1. Start with Job Profiles & Job Descriptions
The easiest way to get started with hiring for skills is to start small. By starting with one job profile and one job description, you can build an iterative process to bring a skills-based approach to your talent acquisition processes.
The first place to look is your job profiles. Articulate each skill needed to do the job, and then consider, if candidates really need a degree or a certain number of years of experience to succeed in the role. In positions relating to finance, medicine, law, or data science, degrees and certifications may be required.

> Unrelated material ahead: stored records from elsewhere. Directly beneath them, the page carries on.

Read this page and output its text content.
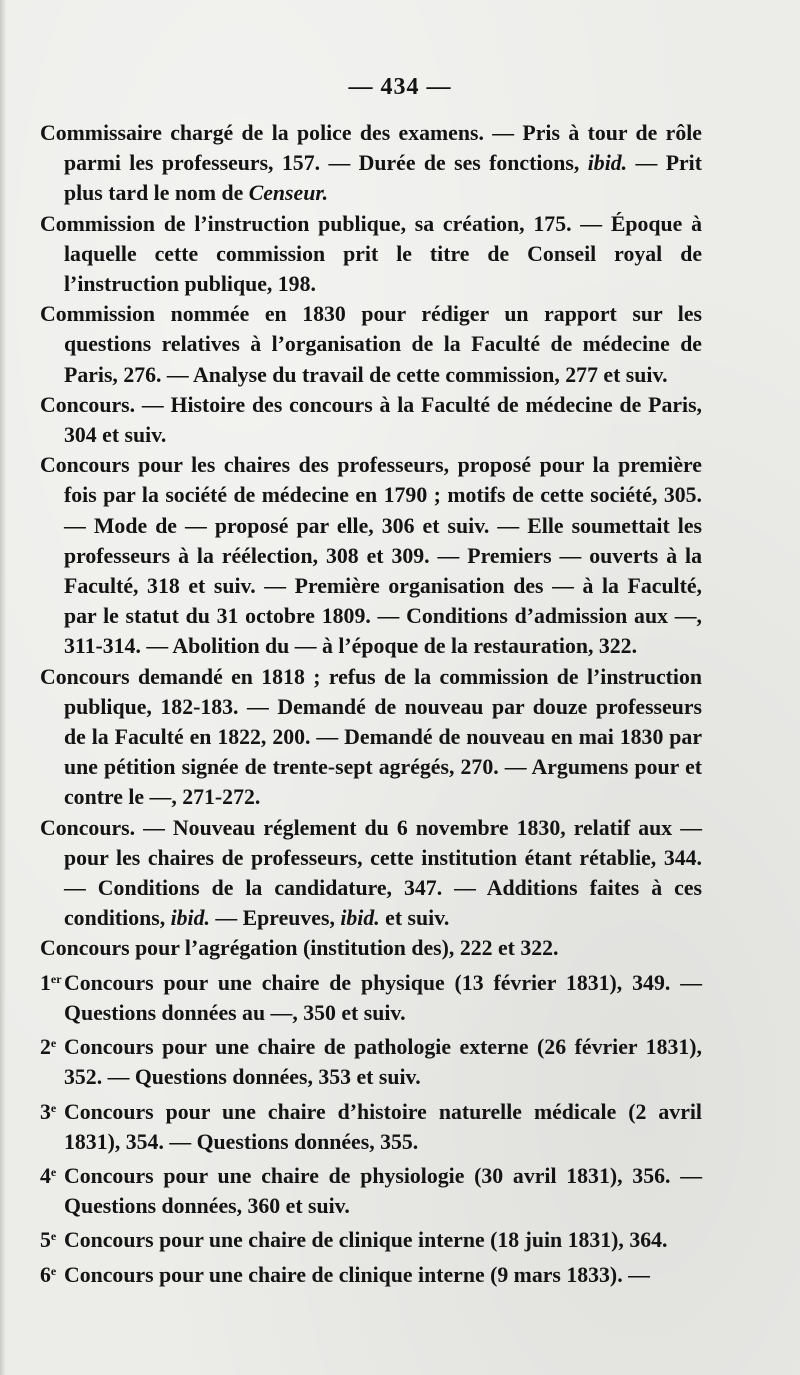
— 434 —

Commissaire chargé de la police des examens. — Pris à tour de rôle parmi les professeurs, 157. — Durée de ses fonctions, ibid. — Prit plus tard le nom de Censeur.

Commission de l’instruction publique, sa création, 175. — Époque à laquelle cette commission prit le titre de Conseil royal de l’instruction publique, 198.

Commission nommée en 1830 pour rédiger un rapport sur les questions relatives à l’organisation de la Faculté de médecine de Paris, 276. — Analyse du travail de cette commission, 277 et suiv.

Concours. — Histoire des concours à la Faculté de médecine de Paris, 304 et suiv.

Concours pour les chaires des professeurs, proposé pour la première fois par la société de médecine en 1790 ; motifs de cette société, 305. — Mode de — proposé par elle, 306 et suiv. — Elle soumettait les professeurs à la réélection, 308 et 309. — Premiers — ouverts à la Faculté, 318 et suiv. — Première organisation des — à la Faculté, par le statut du 31 octobre 1809. — Conditions d’admission aux —, 311-314. — Abolition du — à l’époque de la restauration, 322.

Concours demandé en 1818 ; refus de la commission de l’instruction publique, 182-183. — Demandé de nouveau par douze professeurs de la Faculté en 1822, 200. — Demandé de nouveau en mai 1830 par une pétition signée de trente-sept agrégés, 270. — Argumens pour et contre le —, 271-272.

Concours. — Nouveau réglement du 6 novembre 1830, relatif aux — pour les chaires de professeurs, cette institution étant rétablie, 344. — Conditions de la candidature, 347. — Additions faites à ces conditions, ibid. — Epreuves, ibid. et suiv.

Concours pour l’agrégation (institution des), 222 et 322.

1er Concours pour une chaire de physique (13 février 1831), 349. — Questions données au —, 350 et suiv.

2e Concours pour une chaire de pathologie externe (26 février 1831), 352. — Questions données, 353 et suiv.

3e Concours pour une chaire d’histoire naturelle médicale (2 avril 1831), 354. — Questions données, 355.

4e Concours pour une chaire de physiologie (30 avril 1831), 356. — Questions données, 360 et suiv.

5e Concours pour une chaire de clinique interne (18 juin 1831), 364.

6e Concours pour une chaire de clinique interne (9 mars 1833). —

2. Include Skills as Part of a Whole-Person Assessment
A potential employee consists of more than their skills. They have behaviors, competencies, preferences, interests, motivations, and experiences that contribute to their profile as a best-fit candidate. Skills are just one lens of many that you need to look through. Acknowledging this fact will help you define what is actually needed for each role in a way that you may not have previously. This includes candidate interest, ability, and internal needs of the business and the team.
For example, a person may require technical skills for a role as a customer support technician, but they may also need to have a natural aptitude for empathy and understanding as they troubleshoot customer issues. Not only that, they have to be motivated to use both soft and hard skills throughout the day. Otherwise, they will feel drained by the job and be a poor fit. So the assessment for this position would include both skills and the candidate’s interests and motivations.

3. Design an Assessment Strategy
An effective assessment strategy defines what capabilities, behaviors, and skills you will assess at each stage of the hiring process. It also includes how each of these criteria will be assessed, by whom, and through which tools as candidates move through the hiring funnel.
Your assessment strategy may include pre-screening questions, test-based assessments, and interview questions relevant to the role. It should align with a hiring scorecard to facilitate an objective evaluation process. An assessment strategy will include a map of each step along with roles and responsibilities.

4. Ensure Consistency at Each Touch point
The most beautiful assessment strategy will not work without buy-in from every person in the interview process. Make sure that each person – sources, recruiter, hiring manager, and interviewer – knows what skills and competencies they are responsible for assessing.
Clear assessment criteria and a standardized method for documenting it will go a long way toward making whole-person hiring with an emphasis on skills effective.

5. Communicate Continuously to Build Alignment
It may feel like over-communication, but regular discussion among stakeholders will help you build a skill-based hiring muscle and a better recruiting process overall. You may find that you have to revise processes, assessment strategies, scorecards, or interview questions as you go.
In your communications, continually come back to what you set out to do in the beginning: assess candidates on skills and competencies needed by the company, in the role, and on the team. Frequent communication will help everyone stay aligned as candidates progress through the hiring funnel and final selections get made.

6. Let Technology Help Lift the Load
You might be surprised that your current tech stack can help you hire for skills – or that adding on one assessment tool offers a powerful way to level the playing field among candidates. Look for tools that help you assess candidates objectively, build a structured and unbiased interview process, and standardize feedback collection.
As your company builds its skills-based hiring muscle, you may start to consider tools that focus on skills throughout the talent lifecycle. But if you miss the essential aspects of a strong hiring process – effective job profiles, a clearly defined assessment strategy, and consistent execution of it – those tools will not fully realize their purpose.